Gericht: Oberlandesgericht Köln
Beschluss verkündet am 05.03.2001
Aktenzeichen: 13 W 84/00
Rechtsgebiete: VOB/B, BGB, ZPO


Vorschriften:

VOB/B § 13 Nr. 5 Abs. 2
BGB § 634 Abs. 1
BGB § 633 Abs. 3
BGB § 634
BGB § 635
ZPO § 91a
ZPO §§ 91 ff.
ZPO § 101
ZPO § 97 Abs. 1
Diese Entscheidung enthält keinen zur Veröffentlichung bestimmten Leitsatz.
OBERLANDESGERICHT KÖLN BESCHLUSS

13 W 84/00 und 85/00 12 O 539/96 LG Aachen

In Sachen

pp.

hat der 13. Zivilsenat des Oberlandesgerichts Köln auf die sofortigen Beschwerden der Beklagten vom 2. Oktober 2000 und der Streithelferin vom 28. September 2000 gegen den Kostenbeschluss der 10. Zivilkammer des Landgerichts Aachen vom 19. September 2000 - 12 O 539/96 - unter Mitwirkung des Vorsitzenden Richters am Oberlandesgericht Eßer, des Richters am Oberlandesgericht Hentschel und des Richters am Landgericht Dahl

am 5. März 2001

beschlossen:

Tenor:

Die Beschwerden der Beklagten und der Streithelferin werden zurückgewiesen.

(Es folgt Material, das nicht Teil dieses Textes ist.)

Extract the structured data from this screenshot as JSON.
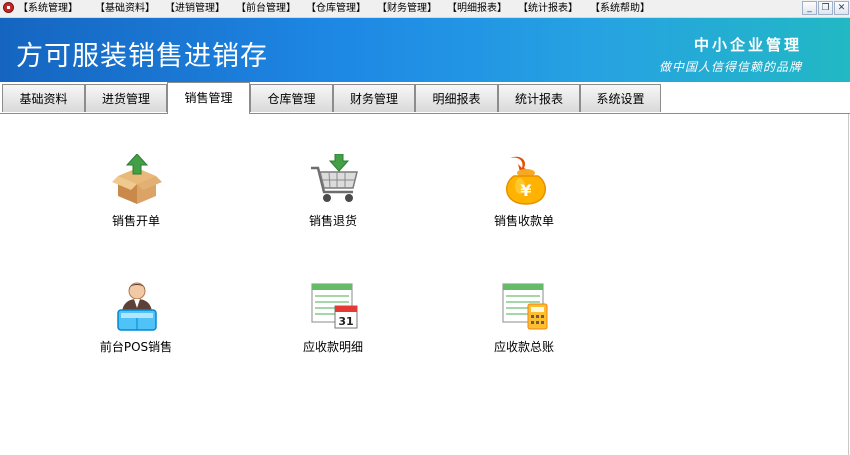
{
  "menubar": {
    "items": [
      "【系统管理】",
      "【基础资料】",
      "【进销管理】",
      "【前台管理】",
      "【仓库管理】",
      "【财务管理】",
      "【明细报表】",
      "【统计报表】",
      "【系统帮助】"
    ]
  },
  "window_controls": {
    "minimize": "_",
    "restore": "❐",
    "close": "✕"
  },
  "banner": {
    "title": "方可服装销售进销存",
    "brand_line1": "中小企业管理",
    "brand_line2": "做中国人信得信赖的品牌"
  },
  "tabs": [
    "基础资料",
    "进货管理",
    "销售管理",
    "仓库管理",
    "财务管理",
    "明细报表",
    "统计报表",
    "系统设置"
  ],
  "active_tab": "销售管理",
  "functions": [
    {
      "label": "销售开单",
      "icon": "box-upload-icon"
    },
    {
      "label": "销售退货",
      "icon": "cart-return-icon"
    },
    {
      "label": "销售收款单",
      "icon": "money-bag-icon"
    },
    {
      "label": "前台POS销售",
      "icon": "cashier-icon"
    },
    {
      "label": "应收款明细",
      "icon": "calendar-ledger-icon"
    },
    {
      "label": "应收款总账",
      "icon": "calculator-ledger-icon"
    }
  ],
  "colors": {
    "banner_start": "#1565c0",
    "banner_end": "#22b8c4",
    "accent_green": "#43a047"
  }
}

Die Beklagte hat auch die Kosten des Beschwerdeverfahrens zu tragen.

Die Kosten der Streithelferin trägt diese selbst.

Gründe

Die sowohl von der Beklagten als auch von deren Streithelferin in zulässiger Weise (§ 91a Abs.2 ZPO) eingelegten sofortigen Beschwerden gegen die vom Landgericht nach übereinstimmender Erledigungserklärung der Hauptsache getroffene Kostenentscheidung sind unbegründet. Die Zivilkammer hat mit Recht der Beklagten die Kosten des Rechtsstreit auferlegt, weil die Klage zum Zeitpunkt des erledigenden Ereignisses, nämlich der Mängelbeseitigung durch die Streithelferin nach Maßgabe der von dem gerichtlichen Sachverständigen vermittelten Zwischenvereinbarung, begründet war. Die Vorschussklage hätte - wie im angefochtenen Beschluss näher ausgeführt - Erfolg gehabt, wenn die Streithelferin die von dem Sachverständigen ermittelten Mängelursachen nicht unter dessen Anleitung selbst beseitigt hätte. Folgerichtig hat die Streithelferin ihre Kosten selbst zu tragen (entsprechend § 101 ZPO). Der Senat folgt den Gründen des angefochtenen Beschlusses (§ 543 Abs.1 ZPO entsprechend) nach Maßgabe der folgenden, durch die Rechtsmittelangriffe veranlassten ergänzenden Ausführungen:

1. Zu Unrecht meinen die Beklagte und ihre Streithelferin, den Klägern habe bei Erhebung der Vorschussklage kein Selbsthilferecht gemäß § 633 Abs.3 BGB mehr zugestanden, so dass die Klage von Rechts wegen auf Minderung oder Schadensersatz hätte gerichtet werden müssen.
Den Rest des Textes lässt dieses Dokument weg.